Grantor grants to Collateral Agent a security interest (as set
forth in the Security Agreement) in all of Grantor's right, title and interest
in and to the [Trademark Collateral] [Patent Collateral] [Copyright Collateral]
listed on Schedule A attached hereto. All such [Trademark Collateral] [Patent
Collateral] [Copyright Collateral] shall be deemed to be part of the [Trademark
Collateral] [Patent Collateral] [Copyright Collateral] and shall be hereafter
subject to each of the terms and conditions of the Security Agreement and the
Grant.
IN WITNESS WHEREOF, Grantor has caused this Supplement to be
duly executed and delivered by its duly authorized officer as of ______________,
200__.
[GRANTOR]
By:
-------------------------------------
Name:
---------------------------------
Title:
--------------------------------
[Attach Schedule A]
Security Agreement
V-1
EXHIBIT VI TO
SECURITY AGREEMENT
[FORM OF COUNTERPART]
COUNTERPART (this "COUNTERPART"), dated as of __________,
200__ is delivered pursuant to Section 24 of the Security Agreement referred to
below. The undersigned hereby agrees that this Counterpart may be attached to
the Security Agreement, dated as of March __, 2004 (as it may heretofore have
been and as it may from time to time hereafter be amended, restated,
supplemented or otherwise modified, the "SECURITY AGREEMENT"; capitalized terms
used herein not otherwise defined herein shall have the meanings ascribed
therein), among Covanta Energy Corporation, the other Grantors named therein,
and Bank of America, N.A., as Collateral Agent. The undersigned by executing and
delivering this Counterpart hereby becomes a Grantor under the Security
Agreement in accordance with Section 24 thereof and agrees to be bound by all of
the terms thereof. Without limiting the generality of the foregoing, the
undersigned hereby:
(i) agrees that all Collateral of the undersigned, including
the items of property described on the Schedules attached hereto, shall
become part of the Collateral and shall secure all Secured Obligations,
and hereby grants to the Collateral Agent for the benefit of the
Lenders a continuing security interest (as set forth in the Security
Agreement) in all such Collateral of the undersigned;
(ii) authorizes the Collateral Agent to add the information
set forth on the Schedules to this Counterpart to the correlative
Schedules attached to the Security Agreement(1);
(iii) agrees that it hereby becomes a party to the Security
Agreement as a Grantor and hereafter has the rights and obligations of
a Grantor thereunder and is bound by all of the provisions thereof as
fully as if the undersigned were one of the original parties thereto;
(iv) makes the representations and warranties set forth in the
Security Agreement, as amended hereby, to the extent relating to the
undersigned; and
(v) agrees that the address and facsimile number of the
undersigned for notice purposes pursuant to Section 26 of the Security
Agreement shall be initially as set forth below.

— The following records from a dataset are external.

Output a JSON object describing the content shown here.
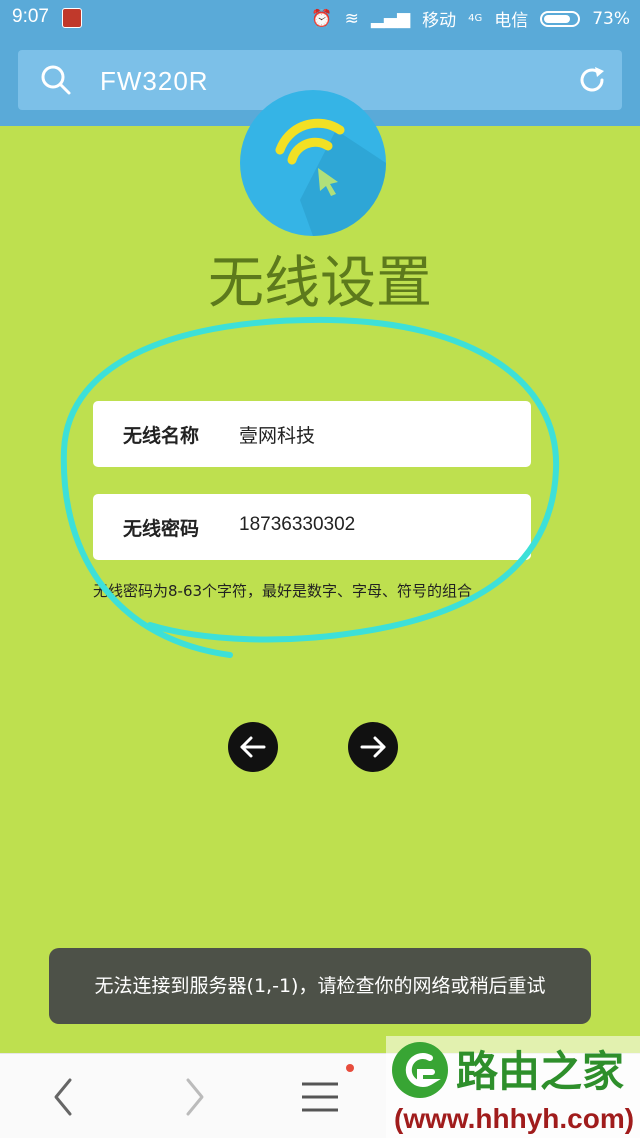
{
  "status_bar": {
    "time": "9:07",
    "carrier1": "移动",
    "net_type": "4G",
    "carrier2": "电信",
    "battery": "73%"
  },
  "search": {
    "query": "FW320R"
  },
  "page": {
    "title": "无线设置",
    "fields": [
      {
        "label": "无线名称",
        "value": "壹网科技"
      },
      {
        "label": "无线密码",
        "value": "18736330302"
      }
    ],
    "hint": "无线密码为8-63个字符，最好是数字、字母、符号的组合"
  },
  "toast": "无法连接到服务器(1,-1)，请检查你的网络或稍后重试",
  "watermark": {
    "name": "路由之家",
    "url": "(www.hhhyh.com)"
  },
  "colors": {
    "background": "#bee04f",
    "header": "#5aaad8",
    "title": "#5d7a1c",
    "annotation": "#3de0d8"
  }
}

[NAME OF ADDITIONAL GRANTOR]
By:
-------------------------------------
Name:
---------------------------------
Title:
--------------------------------
Notice Address:
-----------------------------
-----------------------------
-------------------------------
---------------------
(1) The Schedules to the Counterpart should include copies of all Schedules that
identify Collateral to be granted by the Grantor.